Monsieur le président, vous voudrez bien me pardonner la longueur de mon intervention, mais cette proposition, essentielle pour la commission des lois, est au cœur du dispositif et mérite, à ce titre, quelques développements.
En effet, le présent amendement prévoit l’unification du contentieux en matière d’hospitalisation sous contrainte.
Le contentieux en la matière se caractérise par un éclatement entre le juge judiciaire et le juge administratif : le juge administratif est compétent pour examiner la seule régularité de la procédure d’admission en soins ; le juge judiciaire, gardien de la liberté individuelle, est quant à lui compétent pour statuer sur le bien-fondé de la mesure d’hospitalisation sous contrainte. Lui seul peut en prononcer la mainlevée.

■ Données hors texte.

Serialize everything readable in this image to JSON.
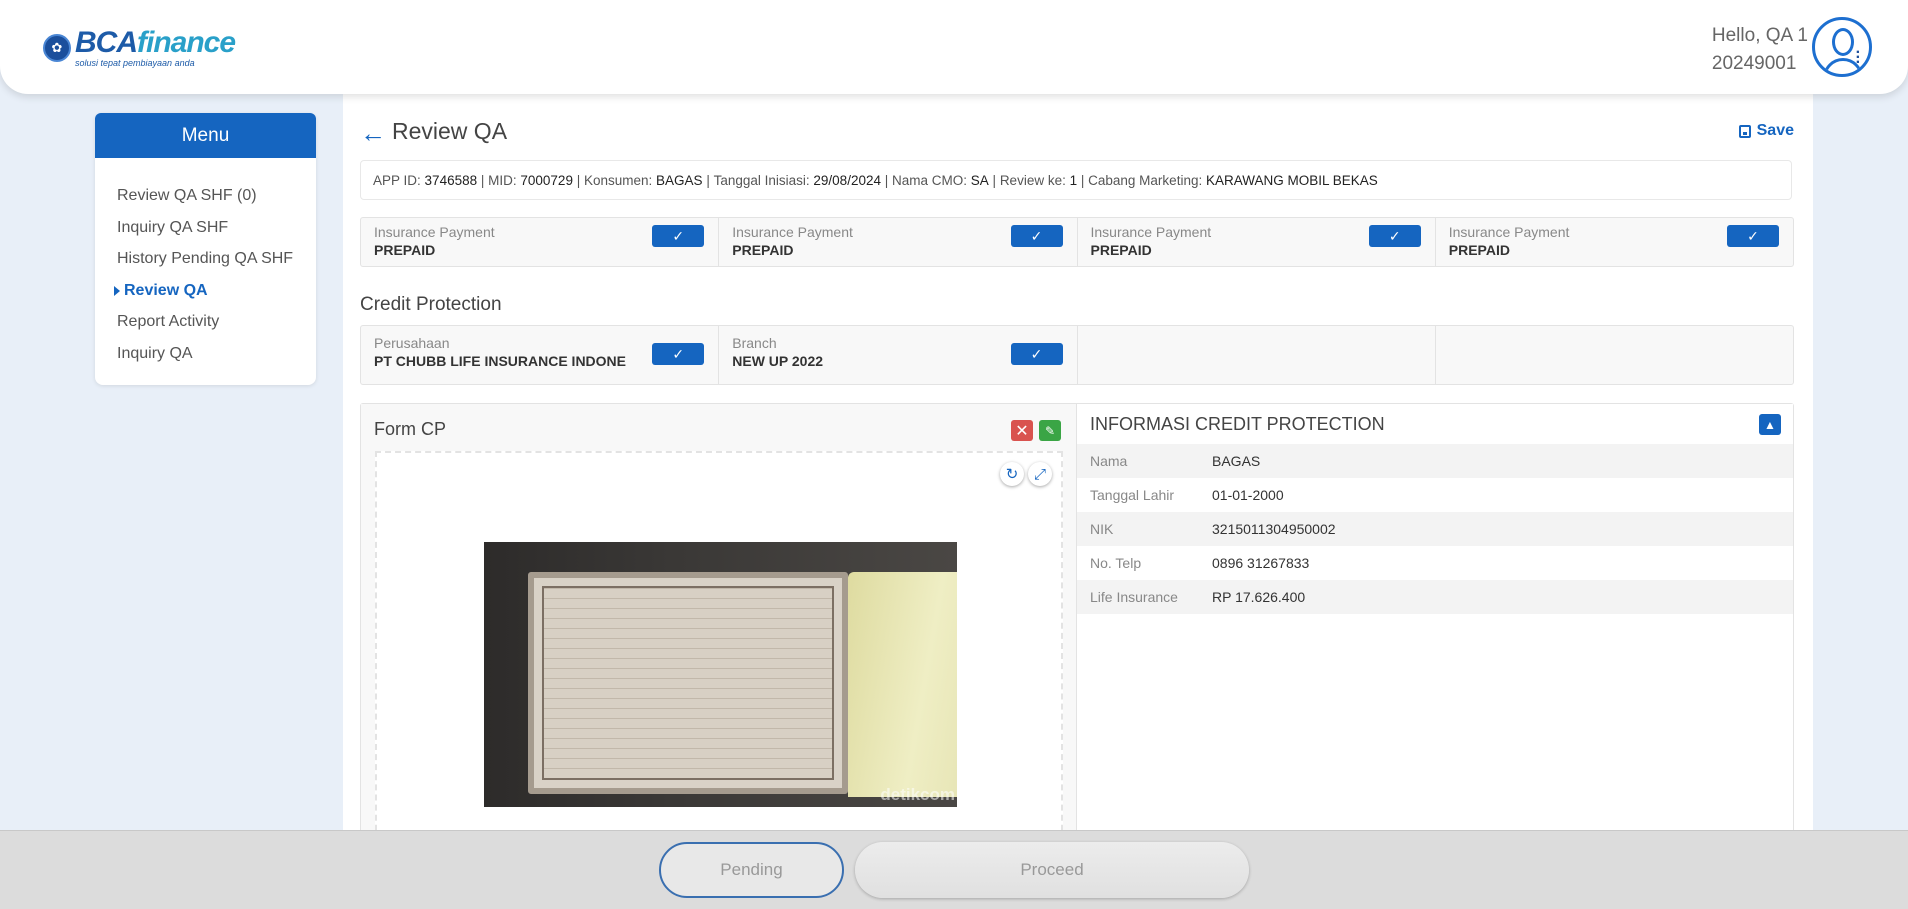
{
  "header": {
    "logo_main": "BCA",
    "logo_accent": "finance",
    "logo_tagline": "solusi tepat pembiayaan anda",
    "greeting": "Hello, QA 1",
    "user_id": "20249001"
  },
  "sidebar": {
    "title": "Menu",
    "items": [
      {
        "label": "Review QA SHF (0)"
      },
      {
        "label": "Inquiry QA SHF"
      },
      {
        "label": "History Pending QA SHF"
      },
      {
        "label": "Review QA"
      },
      {
        "label": "Report Activity"
      },
      {
        "label": "Inquiry QA"
      }
    ]
  },
  "page": {
    "title": "Review QA",
    "save_label": "Save"
  },
  "info_bar": {
    "app_id_label": "APP ID:",
    "app_id": "3746588",
    "mid_label": "MID:",
    "mid": "7000729",
    "konsumen_label": "Konsumen:",
    "konsumen": "BAGAS",
    "tanggal_label": "Tanggal Inisiasi:",
    "tanggal": "29/08/2024",
    "cmo_label": "Nama CMO:",
    "cmo": "SA",
    "review_label": "Review ke:",
    "review": "1",
    "cabang_label": "Cabang Marketing:",
    "cabang": "KARAWANG MOBIL BEKAS"
  },
  "insurance_row": [
    {
      "label": "Insurance Payment",
      "value": "PREPAID"
    },
    {
      "label": "Insurance Payment",
      "value": "PREPAID"
    },
    {
      "label": "Insurance Payment",
      "value": "PREPAID"
    },
    {
      "label": "Insurance Payment",
      "value": "PREPAID"
    }
  ],
  "credit_protection": {
    "title": "Credit Protection",
    "fields": [
      {
        "label": "Perusahaan",
        "value": "PT CHUBB LIFE INSURANCE INDONE"
      },
      {
        "label": "Branch",
        "value": "NEW UP 2022"
      }
    ]
  },
  "form_cp": {
    "title": "Form CP",
    "image_watermark": "detikcom"
  },
  "informasi_cp": {
    "title": "INFORMASI CREDIT PROTECTION",
    "rows": [
      {
        "key": "Nama",
        "value": "BAGAS"
      },
      {
        "key": "Tanggal Lahir",
        "value": "01-01-2000"
      },
      {
        "key": "NIK",
        "value": "3215011304950002"
      },
      {
        "key": "No. Telp",
        "value": "0896 31267833"
      },
      {
        "key": "Life Insurance",
        "value": "RP 17.626.400"
      }
    ]
  },
  "footer": {
    "pending_label": "Pending",
    "proceed_label": "Proceed"
  },
  "colors": {
    "primary": "#1565c0",
    "danger": "#d9534f",
    "success": "#3aa545"
  }
}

Comme l’a indiqué le Conseil constitutionnel dans sa décision n° 2010-71 du 26 novembre 2010 issue d’une question prioritaire de constitutionnalité, il est loisible au législateur d’unifier le contentieux de l’hospitalisation sous contrainte dans le souci d’une bonne administration de la justice. Il semble d’ailleurs que le Conseil constitutionnel, dans le commentaire de sa décision, invite le législateur à procéder ainsi, puisqu’il précise qu’en matière d’hospitalisation sous contrainte il est possible de déroger au principe constitutionnel de dualité des juridictions. J’insiste sur ce point.

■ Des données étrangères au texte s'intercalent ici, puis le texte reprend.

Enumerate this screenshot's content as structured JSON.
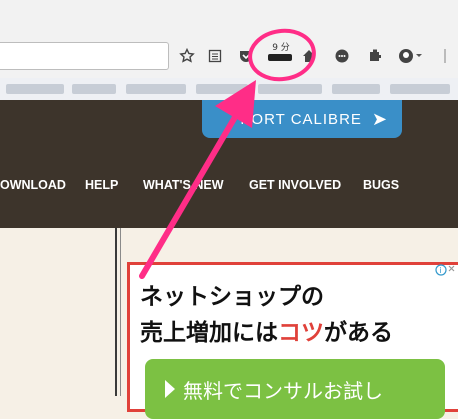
{
  "browser": {
    "url_value": "",
    "timer_label": "9 分",
    "icons": [
      "star-icon",
      "reading-list-icon",
      "pocket-icon",
      "timer-extension-icon",
      "home-icon",
      "chat-icon",
      "extension-icon",
      "profile-icon",
      "menu-icon"
    ]
  },
  "site": {
    "support_label": "PORT CALIBRE",
    "support_arrow": "➤",
    "nav": [
      "OWNLOAD",
      "HELP",
      "WHAT'S NEW",
      "GET INVOLVED",
      "BUGS"
    ]
  },
  "ad": {
    "line1": "ネットショップの",
    "line2_pre": "売上増加には",
    "line2_red": "コツ",
    "line2_post": "がある",
    "button_text": "無料でコンサルお試し",
    "choice_label": "i"
  },
  "colors": {
    "header_bg": "#3d342b",
    "support_bg": "#3a8fc8",
    "ad_border": "#e0413a",
    "ad_button": "#7cc143",
    "annotation": "#ff2d87"
  }
}
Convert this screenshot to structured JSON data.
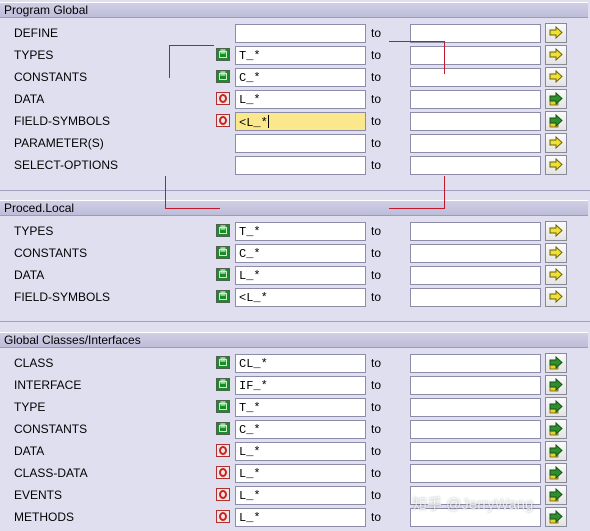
{
  "to_label": "to",
  "sections": [
    {
      "title": "Program Global",
      "rows": [
        {
          "label": "DEFINE",
          "option": null,
          "low": "",
          "high": "",
          "button": "plain"
        },
        {
          "label": "TYPES",
          "option": "include",
          "low": "T_*",
          "high": "",
          "button": "plain"
        },
        {
          "label": "CONSTANTS",
          "option": "include",
          "low": "C_*",
          "high": "",
          "button": "plain"
        },
        {
          "label": "DATA",
          "option": "exclude",
          "low": "L_*",
          "high": "",
          "button": "green"
        },
        {
          "label": "FIELD-SYMBOLS",
          "option": "exclude",
          "low": "<L_*",
          "high": "",
          "button": "green",
          "focused": true
        },
        {
          "label": "PARAMETER(S)",
          "option": null,
          "low": "",
          "high": "",
          "button": "plain"
        },
        {
          "label": "SELECT-OPTIONS",
          "option": null,
          "low": "",
          "high": "",
          "button": "plain"
        }
      ]
    },
    {
      "title": "Proced.Local",
      "rows": [
        {
          "label": "TYPES",
          "option": "include",
          "low": "T_*",
          "high": "",
          "button": "plain"
        },
        {
          "label": "CONSTANTS",
          "option": "include",
          "low": "C_*",
          "high": "",
          "button": "plain"
        },
        {
          "label": "DATA",
          "option": "include",
          "low": "L_*",
          "high": "",
          "button": "plain"
        },
        {
          "label": "FIELD-SYMBOLS",
          "option": "include",
          "low": "<L_*",
          "high": "",
          "button": "plain"
        }
      ]
    },
    {
      "title": "Global Classes/Interfaces",
      "rows": [
        {
          "label": "CLASS",
          "option": "include",
          "low": "CL_*",
          "high": "",
          "button": "green"
        },
        {
          "label": "INTERFACE",
          "option": "include",
          "low": "IF_*",
          "high": "",
          "button": "green"
        },
        {
          "label": "TYPE",
          "option": "include",
          "low": "T_*",
          "high": "",
          "button": "green"
        },
        {
          "label": "CONSTANTS",
          "option": "include",
          "low": "C_*",
          "high": "",
          "button": "green"
        },
        {
          "label": "DATA",
          "option": "exclude",
          "low": "L_*",
          "high": "",
          "button": "green"
        },
        {
          "label": "CLASS-DATA",
          "option": "exclude",
          "low": "L_*",
          "high": "",
          "button": "green"
        },
        {
          "label": "EVENTS",
          "option": "exclude",
          "low": "L_*",
          "high": "",
          "button": "green"
        },
        {
          "label": "METHODS",
          "option": "exclude",
          "low": "L_*",
          "high": "",
          "button": "green"
        }
      ]
    }
  ],
  "watermark": "知乎 @JerryWang",
  "colors": {
    "annotation": "#c0182c",
    "include": "#1f8a2c",
    "exclude": "#d02020",
    "focus_field": "#fbe88c"
  }
}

Cette unification ne peut se faire qu’au profit du juge judiciaire, gardien des libertés individuelles.
Une telle réforme garantirait qu’un juge se prononce à bref délai sur la mesure de soins sans consentement, en ce qui concerne tant le bien-fondé que la régularité formelle de cette mesure. En effet, comme vous pouvez le comprendre aisément, le juge judiciaire, pour se prononcer, a besoin de connaître l’ensemble du dossier, sinon sa tâche est beaucoup plus difficile.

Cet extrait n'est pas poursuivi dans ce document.